Конечно, я понимаю и сочувствую, но не в этом дело. Проблема в том, что если вы ведете более одного пациента, невозможно выслушивать жалобы всех их родственников. Я уже научился объяснять существующие ограничения и предлагать членам семьи, испытывающим стресс, подумать о прохождении личной терапии или иной помощи для себя. Тогда фокус беседы легко смещается на исходные цели нашей встречи. Если же родственник не хочет получать профессиональную помощь, я настоятельно рекомендую ему посетить встречу Национального объединения по психическим расстройствам и получить поддержку от других людей, находящихся в схожей ситуации[20].

Не звоните терапевту своего близкого человека, чтобы излить душу. Для этих целей есть друзья, родственники, личный психотерапевт.

Если вы член семьи больного, вы можете ошибочно предполагать, что терапевт, не отвечающий на ваши телефонные звонки и не выслушивающий ваших жалоб, безразличен к судьбе пациента. Не утверждаю наверняка, что вы не правы, но могу сказать по собственному опыту: чаще всего это предположение неверно. Большинство терапевтов (психологи, психиатры, врачи, социальные работники) выбирают свою профессию, потому что они являются неравнодушными людьми.

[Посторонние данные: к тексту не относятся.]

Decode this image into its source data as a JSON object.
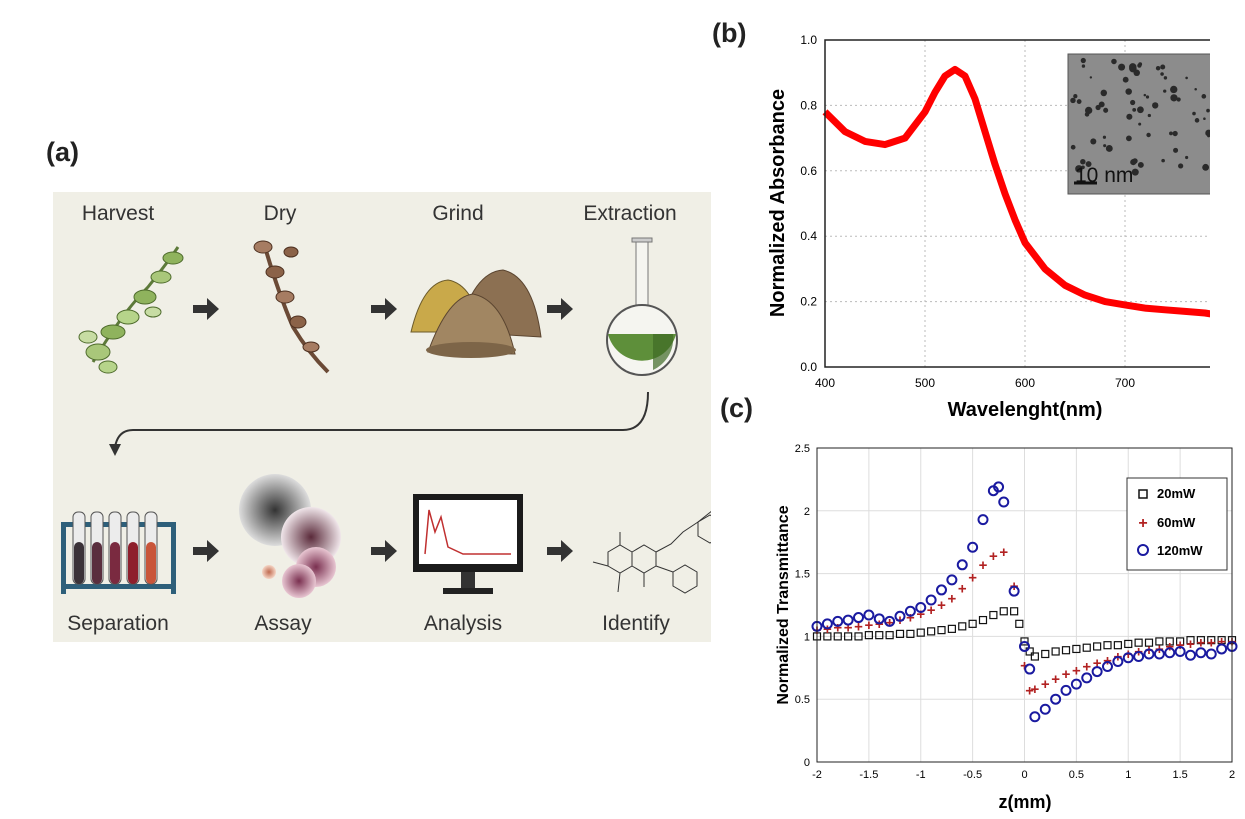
{
  "panels": {
    "a": "(a)",
    "b": "(b)",
    "c": "(c)"
  },
  "flow": {
    "top_steps": [
      "Harvest",
      "Dry",
      "Grind",
      "Extraction"
    ],
    "bottom_steps": [
      "Separation",
      "Assay",
      "Analysis",
      "Identify"
    ]
  },
  "colors": {
    "absorbance_line": "#ff0000",
    "s20": "#111111",
    "s60": "#b22222",
    "s120": "#1a1aa0",
    "flow_bg": "#f0efe6"
  },
  "chart_data": [
    {
      "type": "line",
      "title": "",
      "xlabel": "Wavelenght(nm)",
      "ylabel": "Normalized Absorbance",
      "xlim": [
        400,
        800
      ],
      "ylim": [
        0.0,
        1.0
      ],
      "xticks": [
        "400",
        "500",
        "600",
        "700",
        "800"
      ],
      "yticks": [
        "0.0",
        "0.2",
        "0.4",
        "0.6",
        "0.8",
        "1.0"
      ],
      "grid": true,
      "inset_label": "10 nm",
      "x": [
        400,
        420,
        440,
        460,
        480,
        500,
        510,
        520,
        530,
        540,
        550,
        560,
        570,
        580,
        590,
        600,
        620,
        640,
        660,
        680,
        700,
        720,
        740,
        760,
        780,
        800
      ],
      "values": [
        0.78,
        0.72,
        0.69,
        0.68,
        0.7,
        0.78,
        0.84,
        0.89,
        0.91,
        0.89,
        0.82,
        0.72,
        0.62,
        0.53,
        0.45,
        0.38,
        0.3,
        0.25,
        0.22,
        0.2,
        0.19,
        0.18,
        0.175,
        0.17,
        0.165,
        0.155
      ]
    },
    {
      "type": "scatter",
      "title": "",
      "xlabel": "z(mm)",
      "ylabel": "Normalized Transmittance",
      "xlim": [
        -2,
        2
      ],
      "ylim": [
        0,
        2.5
      ],
      "xticks": [
        "-2",
        "-1.5",
        "-1",
        "-0.5",
        "0",
        "0.5",
        "1",
        "1.5",
        "2"
      ],
      "yticks": [
        "0",
        "0.5",
        "1",
        "1.5",
        "2",
        "2.5"
      ],
      "grid": true,
      "legend": "top-right",
      "series": [
        {
          "name": "20mW",
          "x": [
            -2,
            -1.9,
            -1.8,
            -1.7,
            -1.6,
            -1.5,
            -1.4,
            -1.3,
            -1.2,
            -1.1,
            -1.0,
            -0.9,
            -0.8,
            -0.7,
            -0.6,
            -0.5,
            -0.4,
            -0.3,
            -0.2,
            -0.1,
            -0.05,
            0.0,
            0.05,
            0.1,
            0.2,
            0.3,
            0.4,
            0.5,
            0.6,
            0.7,
            0.8,
            0.9,
            1.0,
            1.1,
            1.2,
            1.3,
            1.4,
            1.5,
            1.6,
            1.7,
            1.8,
            1.9,
            2.0
          ],
          "y": [
            1.0,
            1.0,
            1.0,
            1.0,
            1.0,
            1.01,
            1.01,
            1.01,
            1.02,
            1.02,
            1.03,
            1.04,
            1.05,
            1.06,
            1.08,
            1.1,
            1.13,
            1.17,
            1.2,
            1.2,
            1.1,
            0.96,
            0.88,
            0.84,
            0.86,
            0.88,
            0.89,
            0.9,
            0.91,
            0.92,
            0.93,
            0.93,
            0.94,
            0.95,
            0.95,
            0.96,
            0.96,
            0.96,
            0.97,
            0.97,
            0.97,
            0.97,
            0.97
          ]
        },
        {
          "name": "60mW",
          "x": [
            -2,
            -1.9,
            -1.8,
            -1.7,
            -1.6,
            -1.5,
            -1.4,
            -1.3,
            -1.2,
            -1.1,
            -1.0,
            -0.9,
            -0.8,
            -0.7,
            -0.6,
            -0.5,
            -0.4,
            -0.3,
            -0.2,
            -0.1,
            0.0,
            0.05,
            0.1,
            0.2,
            0.3,
            0.4,
            0.5,
            0.6,
            0.7,
            0.8,
            0.9,
            1.0,
            1.1,
            1.2,
            1.3,
            1.4,
            1.5,
            1.6,
            1.7,
            1.8,
            1.9,
            2.0
          ],
          "y": [
            1.05,
            1.06,
            1.07,
            1.07,
            1.08,
            1.09,
            1.1,
            1.11,
            1.13,
            1.15,
            1.18,
            1.21,
            1.25,
            1.3,
            1.38,
            1.47,
            1.57,
            1.64,
            1.67,
            1.4,
            0.77,
            0.57,
            0.58,
            0.62,
            0.66,
            0.7,
            0.73,
            0.76,
            0.79,
            0.81,
            0.84,
            0.86,
            0.88,
            0.89,
            0.9,
            0.92,
            0.93,
            0.94,
            0.95,
            0.95,
            0.96,
            0.96
          ]
        },
        {
          "name": "120mW",
          "x": [
            -2,
            -1.9,
            -1.8,
            -1.7,
            -1.6,
            -1.5,
            -1.4,
            -1.3,
            -1.2,
            -1.1,
            -1.0,
            -0.9,
            -0.8,
            -0.7,
            -0.6,
            -0.5,
            -0.4,
            -0.3,
            -0.25,
            -0.2,
            -0.1,
            0.0,
            0.05,
            0.1,
            0.2,
            0.3,
            0.4,
            0.5,
            0.6,
            0.7,
            0.8,
            0.9,
            1.0,
            1.1,
            1.2,
            1.3,
            1.4,
            1.5,
            1.6,
            1.7,
            1.8,
            1.9,
            2.0
          ],
          "y": [
            1.08,
            1.1,
            1.12,
            1.13,
            1.15,
            1.17,
            1.14,
            1.12,
            1.16,
            1.2,
            1.23,
            1.29,
            1.37,
            1.45,
            1.57,
            1.71,
            1.93,
            2.16,
            2.19,
            2.07,
            1.36,
            0.92,
            0.74,
            0.36,
            0.42,
            0.5,
            0.57,
            0.62,
            0.67,
            0.72,
            0.76,
            0.8,
            0.83,
            0.84,
            0.86,
            0.86,
            0.87,
            0.88,
            0.85,
            0.87,
            0.86,
            0.9,
            0.92
          ]
        }
      ]
    }
  ]
}
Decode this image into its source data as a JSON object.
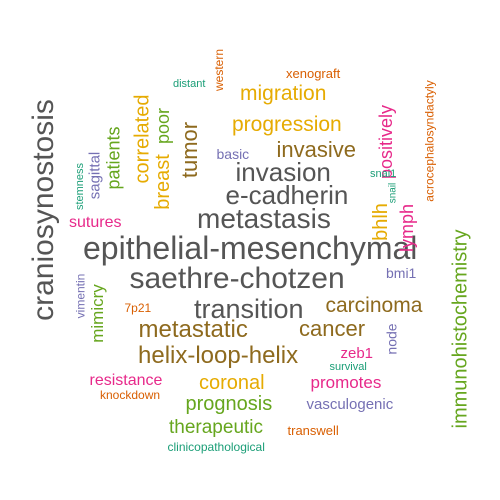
{
  "words": [
    {
      "text": "epithelial-mesenchymal",
      "color": "#555555"
    },
    {
      "text": "craniosynostosis",
      "color": "#555555"
    },
    {
      "text": "saethre-chotzen",
      "color": "#555555"
    },
    {
      "text": "metastasis",
      "color": "#555555"
    },
    {
      "text": "transition",
      "color": "#555555"
    },
    {
      "text": "e-cadherin",
      "color": "#555555"
    },
    {
      "text": "invasion",
      "color": "#555555"
    },
    {
      "text": "helix-loop-helix",
      "color": "#8e6a1e"
    },
    {
      "text": "metastatic",
      "color": "#8e6a1e"
    },
    {
      "text": "carcinoma",
      "color": "#8e6a1e"
    },
    {
      "text": "cancer",
      "color": "#8e6a1e"
    },
    {
      "text": "invasive",
      "color": "#8e6a1e"
    },
    {
      "text": "tumor",
      "color": "#8e6a1e"
    },
    {
      "text": "immunohistochemistry",
      "color": "#66a61e"
    },
    {
      "text": "progression",
      "color": "#e6ab02"
    },
    {
      "text": "migration",
      "color": "#e6ab02"
    },
    {
      "text": "correlated",
      "color": "#e6ab02"
    },
    {
      "text": "breast",
      "color": "#e6ab02"
    },
    {
      "text": "bhlh",
      "color": "#e6ab02"
    },
    {
      "text": "coronal",
      "color": "#e6ab02"
    },
    {
      "text": "poor",
      "color": "#66a61e"
    },
    {
      "text": "patients",
      "color": "#66a61e"
    },
    {
      "text": "mimicry",
      "color": "#66a61e"
    },
    {
      "text": "prognosis",
      "color": "#66a61e"
    },
    {
      "text": "therapeutic",
      "color": "#66a61e"
    },
    {
      "text": "positively",
      "color": "#e7298a"
    },
    {
      "text": "lymph",
      "color": "#e7298a"
    },
    {
      "text": "sutures",
      "color": "#e7298a"
    },
    {
      "text": "resistance",
      "color": "#e7298a"
    },
    {
      "text": "promotes",
      "color": "#e7298a"
    },
    {
      "text": "zeb1",
      "color": "#e7298a"
    },
    {
      "text": "sagittal",
      "color": "#7570b3"
    },
    {
      "text": "basic",
      "color": "#7570b3"
    },
    {
      "text": "bmi1",
      "color": "#7570b3"
    },
    {
      "text": "node",
      "color": "#7570b3"
    },
    {
      "text": "vasculogenic",
      "color": "#7570b3"
    },
    {
      "text": "vimentin",
      "color": "#7570b3"
    },
    {
      "text": "xenograft",
      "color": "#d95f02"
    },
    {
      "text": "western",
      "color": "#d95f02"
    },
    {
      "text": "acrocephalosyndactyly",
      "color": "#d95f02"
    },
    {
      "text": "7p21",
      "color": "#d95f02"
    },
    {
      "text": "knockdown",
      "color": "#d95f02"
    },
    {
      "text": "transwell",
      "color": "#d95f02"
    },
    {
      "text": "distant",
      "color": "#1b9e77"
    },
    {
      "text": "stemness",
      "color": "#1b9e77"
    },
    {
      "text": "snai1",
      "color": "#1b9e77"
    },
    {
      "text": "snail",
      "color": "#1b9e77"
    },
    {
      "text": "survival",
      "color": "#1b9e77"
    },
    {
      "text": "clinicopathological",
      "color": "#1b9e77"
    }
  ]
}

Они занимаются этой деятельностью из-за желания помогать или личной значимости такой работы, как это было в моем случае. Если дело обстоит действительно так, почему же они иногда кажутся непробиваемыми и черствыми?

Отвечу кратко: часто причиной служит профессиональное выгорание. Тем не менее вы можете добиться результата от разговора с терапевтом, делая упор на определенных проблемах. «Хочется рассказать вам о некоторых тревожных симптомах, которые я наблюдаю», или «Меня беспокоит план восстановительной терапии после выписки, потому что…» Не звоните терапевту, чтобы излить душу. Для этих целей есть друзья, родственники, личный психотерапевт.


Оценка состояния больного

После того как вы отвезли близкого человека в больницу, вам нужно сразу же найти способ поговорить с доктором, проводившим его осмотр и оценку состояния при поступлении. Как можно скорее получить консультацию врача, занимающегося случаем вашего близкого, важно по нескольким причинам. Первая из них, уже рассмотренная нами, очевидна: вы инициируете работу в команде со специалистами, чтобы убедиться в получении вашим близким того ухода, в котором он нуждается. На сегодняшний день тяжелые психические расстройства неизлечимы, поэтому грамотным шагом будет заранее наладить прочный контакт со специалистами, знающими вас и вашего близкого человека, чтобы впоследствии воспользоваться этим.